Na tyskim cmentarzu w Wartogłowcu przy jednym pomniku prawie zawsze zatrzymuje się jakiś przechodzień. Czasem ktoś przyniesie kwiaty, czasem piwo i postawi na płycie magnetofon. Fani Ryśka Riedla żyją jego legendą.
Sen O Victorii (Live In Spodek '92)
: pt, 30 lip 2010, 13:10
autor: Larsi
Mandey pisze:No i fani się doczekali.
3 płyty DVD! 4 CD! Wszystko w jednym boxie za przystępną cenę 150zł.
Nieskromnie się pochwalę, że ma gęba została uwieczniona dla potomności
Przy okazji - rozkład koncertowy uzupełniony na pierwszej stronie
: pt, 30 lip 2010, 17:56
autor: agusiaa_w
Mandey pisze:
Ale super zdjęcie!!!!!!! Rysiu i Michael, niesłychane
Mandeyu drogi, dzięki Ci za wspomnienie o dzisiejszej rocznicy, o której oczywiście pamiętałam i będę pamiętać zawsze...
Od siebie dodam tylko tyle: jeśli Go nie znałeś, to... żałuj
: śr, 25 sie 2010, 11:03
autor: Larsi
Zapraszam na pierwszą stronę, uzupełnioną o nowe koncerty

: sob, 25 wrz 2010, 10:53
autor: Mandey
Zmarł Tadeusz Faliński. Jeden z pierwszych gitarzystów Dżemu.
fanclub.dzem.com.pl pisze:19 września w godzinach porannych, w Hannoverze (Niemcy) zmarł Tadeusz Faliński, gitarzysta, którego muzyczna droga wielokrotnie krzyżowała się ze ścieżkami muzyków Dżemu.

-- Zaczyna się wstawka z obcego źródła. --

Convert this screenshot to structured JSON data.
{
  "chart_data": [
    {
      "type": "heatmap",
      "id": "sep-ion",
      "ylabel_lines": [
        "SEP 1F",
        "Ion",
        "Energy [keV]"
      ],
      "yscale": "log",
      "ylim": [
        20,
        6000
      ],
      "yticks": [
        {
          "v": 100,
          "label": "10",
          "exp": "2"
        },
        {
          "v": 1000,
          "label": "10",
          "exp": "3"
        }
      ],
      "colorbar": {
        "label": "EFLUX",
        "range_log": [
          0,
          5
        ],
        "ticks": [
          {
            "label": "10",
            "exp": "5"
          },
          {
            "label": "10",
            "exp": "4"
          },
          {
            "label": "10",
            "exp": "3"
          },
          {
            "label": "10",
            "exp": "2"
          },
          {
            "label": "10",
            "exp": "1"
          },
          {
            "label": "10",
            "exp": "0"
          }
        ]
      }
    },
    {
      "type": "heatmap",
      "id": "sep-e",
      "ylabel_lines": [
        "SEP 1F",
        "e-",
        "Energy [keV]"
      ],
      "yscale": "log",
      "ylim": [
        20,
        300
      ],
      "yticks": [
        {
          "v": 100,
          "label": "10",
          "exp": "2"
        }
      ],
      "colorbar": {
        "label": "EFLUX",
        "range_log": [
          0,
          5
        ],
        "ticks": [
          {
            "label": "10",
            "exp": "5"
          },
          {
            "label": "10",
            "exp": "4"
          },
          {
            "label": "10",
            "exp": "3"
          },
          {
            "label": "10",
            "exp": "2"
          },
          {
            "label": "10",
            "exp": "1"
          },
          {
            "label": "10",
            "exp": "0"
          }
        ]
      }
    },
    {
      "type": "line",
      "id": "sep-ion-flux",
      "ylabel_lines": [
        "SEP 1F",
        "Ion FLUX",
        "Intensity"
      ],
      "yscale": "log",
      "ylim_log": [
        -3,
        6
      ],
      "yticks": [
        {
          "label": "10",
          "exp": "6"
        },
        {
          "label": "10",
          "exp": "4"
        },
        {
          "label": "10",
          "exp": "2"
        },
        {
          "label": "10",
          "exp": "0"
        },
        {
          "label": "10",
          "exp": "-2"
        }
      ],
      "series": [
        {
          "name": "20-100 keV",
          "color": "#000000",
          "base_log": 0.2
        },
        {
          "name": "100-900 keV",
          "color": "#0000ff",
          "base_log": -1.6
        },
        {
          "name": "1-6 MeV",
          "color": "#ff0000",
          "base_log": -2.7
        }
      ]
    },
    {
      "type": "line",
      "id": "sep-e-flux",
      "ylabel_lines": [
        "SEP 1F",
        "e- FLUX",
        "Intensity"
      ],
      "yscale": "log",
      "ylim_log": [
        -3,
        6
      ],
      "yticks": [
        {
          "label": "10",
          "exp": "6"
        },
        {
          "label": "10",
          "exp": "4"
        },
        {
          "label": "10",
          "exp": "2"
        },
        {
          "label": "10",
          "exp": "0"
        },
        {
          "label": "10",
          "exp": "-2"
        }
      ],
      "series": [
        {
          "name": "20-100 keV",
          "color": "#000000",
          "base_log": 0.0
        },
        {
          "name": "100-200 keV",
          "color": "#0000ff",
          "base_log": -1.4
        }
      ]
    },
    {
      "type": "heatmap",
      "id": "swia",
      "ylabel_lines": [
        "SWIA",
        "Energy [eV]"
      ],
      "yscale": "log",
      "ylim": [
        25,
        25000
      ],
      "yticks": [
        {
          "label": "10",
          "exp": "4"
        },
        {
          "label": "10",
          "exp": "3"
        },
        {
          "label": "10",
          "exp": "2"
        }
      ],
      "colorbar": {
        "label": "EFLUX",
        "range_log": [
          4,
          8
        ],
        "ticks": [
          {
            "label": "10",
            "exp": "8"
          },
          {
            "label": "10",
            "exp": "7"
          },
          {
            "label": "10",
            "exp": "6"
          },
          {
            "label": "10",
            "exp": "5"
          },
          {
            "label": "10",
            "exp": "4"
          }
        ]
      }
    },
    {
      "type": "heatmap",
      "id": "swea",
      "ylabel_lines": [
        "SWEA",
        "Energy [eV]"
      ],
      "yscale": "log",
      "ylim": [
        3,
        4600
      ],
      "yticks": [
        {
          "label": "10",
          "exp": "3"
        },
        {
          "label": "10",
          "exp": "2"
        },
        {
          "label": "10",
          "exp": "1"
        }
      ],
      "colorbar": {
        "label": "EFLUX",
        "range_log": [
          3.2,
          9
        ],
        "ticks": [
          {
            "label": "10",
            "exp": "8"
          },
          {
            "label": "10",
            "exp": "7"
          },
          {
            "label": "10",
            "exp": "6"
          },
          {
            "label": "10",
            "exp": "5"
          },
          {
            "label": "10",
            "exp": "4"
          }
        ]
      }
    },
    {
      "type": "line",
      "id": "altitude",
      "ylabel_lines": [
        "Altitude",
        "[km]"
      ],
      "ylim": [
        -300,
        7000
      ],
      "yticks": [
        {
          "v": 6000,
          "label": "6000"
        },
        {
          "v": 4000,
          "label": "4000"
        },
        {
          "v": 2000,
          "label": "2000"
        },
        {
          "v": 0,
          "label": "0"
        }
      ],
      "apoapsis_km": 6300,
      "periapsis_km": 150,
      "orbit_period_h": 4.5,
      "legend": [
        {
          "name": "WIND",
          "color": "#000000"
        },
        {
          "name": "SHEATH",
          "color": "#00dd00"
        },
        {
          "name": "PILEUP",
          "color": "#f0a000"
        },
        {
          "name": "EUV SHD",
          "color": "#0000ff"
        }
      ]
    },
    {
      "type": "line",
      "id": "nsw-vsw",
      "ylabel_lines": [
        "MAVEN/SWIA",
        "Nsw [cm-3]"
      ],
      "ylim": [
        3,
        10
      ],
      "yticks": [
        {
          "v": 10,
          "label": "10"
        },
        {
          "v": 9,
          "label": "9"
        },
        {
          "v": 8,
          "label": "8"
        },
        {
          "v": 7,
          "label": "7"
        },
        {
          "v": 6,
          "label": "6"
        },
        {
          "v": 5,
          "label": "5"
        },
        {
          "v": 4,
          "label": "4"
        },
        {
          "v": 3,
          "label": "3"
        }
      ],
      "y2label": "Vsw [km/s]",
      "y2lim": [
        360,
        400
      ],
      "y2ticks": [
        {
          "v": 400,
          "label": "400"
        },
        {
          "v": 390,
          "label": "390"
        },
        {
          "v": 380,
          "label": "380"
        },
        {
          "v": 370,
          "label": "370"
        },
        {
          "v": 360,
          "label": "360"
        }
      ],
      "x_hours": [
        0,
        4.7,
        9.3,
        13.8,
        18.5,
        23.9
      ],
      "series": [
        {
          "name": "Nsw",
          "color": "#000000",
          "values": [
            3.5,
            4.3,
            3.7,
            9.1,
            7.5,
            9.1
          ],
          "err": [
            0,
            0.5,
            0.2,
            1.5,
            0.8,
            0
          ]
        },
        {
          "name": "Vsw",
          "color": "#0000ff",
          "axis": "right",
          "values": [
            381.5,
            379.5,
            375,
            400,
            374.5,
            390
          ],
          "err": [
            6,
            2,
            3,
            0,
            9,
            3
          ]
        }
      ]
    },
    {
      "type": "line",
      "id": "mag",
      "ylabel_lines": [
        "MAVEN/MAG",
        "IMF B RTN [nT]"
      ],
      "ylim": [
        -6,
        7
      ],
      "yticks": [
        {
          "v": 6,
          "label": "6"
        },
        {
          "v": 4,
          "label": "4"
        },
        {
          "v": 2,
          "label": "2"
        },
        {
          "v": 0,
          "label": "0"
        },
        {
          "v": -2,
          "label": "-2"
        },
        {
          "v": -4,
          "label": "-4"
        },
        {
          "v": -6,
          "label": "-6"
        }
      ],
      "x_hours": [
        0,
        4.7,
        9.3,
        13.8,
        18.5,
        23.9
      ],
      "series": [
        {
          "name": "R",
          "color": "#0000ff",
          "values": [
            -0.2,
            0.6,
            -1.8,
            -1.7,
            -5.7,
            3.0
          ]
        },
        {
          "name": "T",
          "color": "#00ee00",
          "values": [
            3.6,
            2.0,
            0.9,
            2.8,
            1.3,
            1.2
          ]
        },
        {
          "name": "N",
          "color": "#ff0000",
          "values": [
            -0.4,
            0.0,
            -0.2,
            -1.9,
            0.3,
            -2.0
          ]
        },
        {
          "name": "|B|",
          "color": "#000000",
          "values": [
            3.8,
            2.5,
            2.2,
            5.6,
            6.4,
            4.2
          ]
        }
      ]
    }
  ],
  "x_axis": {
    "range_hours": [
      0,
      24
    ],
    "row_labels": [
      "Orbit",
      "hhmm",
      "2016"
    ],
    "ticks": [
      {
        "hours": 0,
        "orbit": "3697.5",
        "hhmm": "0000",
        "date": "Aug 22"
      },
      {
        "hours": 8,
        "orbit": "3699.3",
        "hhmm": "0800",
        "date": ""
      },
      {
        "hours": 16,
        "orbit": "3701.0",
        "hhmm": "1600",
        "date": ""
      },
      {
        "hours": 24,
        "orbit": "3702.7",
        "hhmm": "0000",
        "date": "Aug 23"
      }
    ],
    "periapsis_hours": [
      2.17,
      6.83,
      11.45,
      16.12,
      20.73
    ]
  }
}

Jesteśmy głęboko poruszeni odejściem Tadka, łączymy się w smutku z rodziną i przyjaciółmi
Faliński grywał w zespole wraz ze swoim bratem Leszkiem (perkusja) w latach 1979-1980 czyli przed rozpoczęciem profesjonalnej kariery.

: sob, 25 wrz 2010, 15:30
autor: nie-innaczej
[*]
szkoda :(
: wt, 12 paź 2010, 10:16
autor: Larsi
Dni Gorzowa Wlkp 2011 - głosujemy na Dżem :)
Do 17.10 można głosować na stronie
www.dnigorzowa.pl na zespół, który chcielibyście, aby zagrał na tej imprezie.

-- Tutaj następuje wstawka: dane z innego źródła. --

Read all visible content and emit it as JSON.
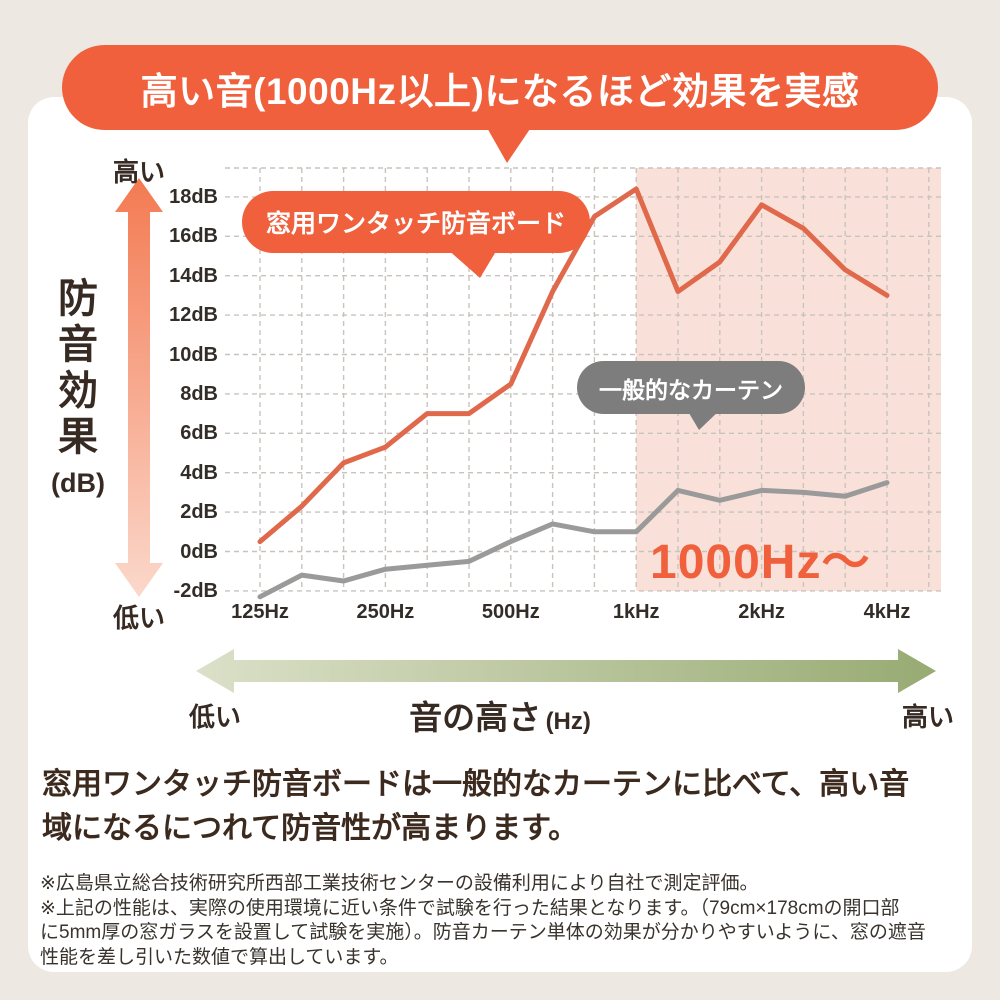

Głosujemy na Dżem - bo to wyjątkowy Zespół :) - innej możliwości nie ma :)
Pzdr
Larsi
: czw, 14 paź 2010, 10:08
autor: Larsi
No i stało się :)
Info za dżemową stroną:
Witajcie. Jest nam niezmiernie miło poinformować, że prace nad nową płytą dobiegają końca:)
Wydawnictwo będzie nosiło nazwę "Muza" i składało się z dwóch krążków: tradycyjnego CD, na którym znajdzie się 12 premierowych utworów, oraz DVD z video-niespodzianką.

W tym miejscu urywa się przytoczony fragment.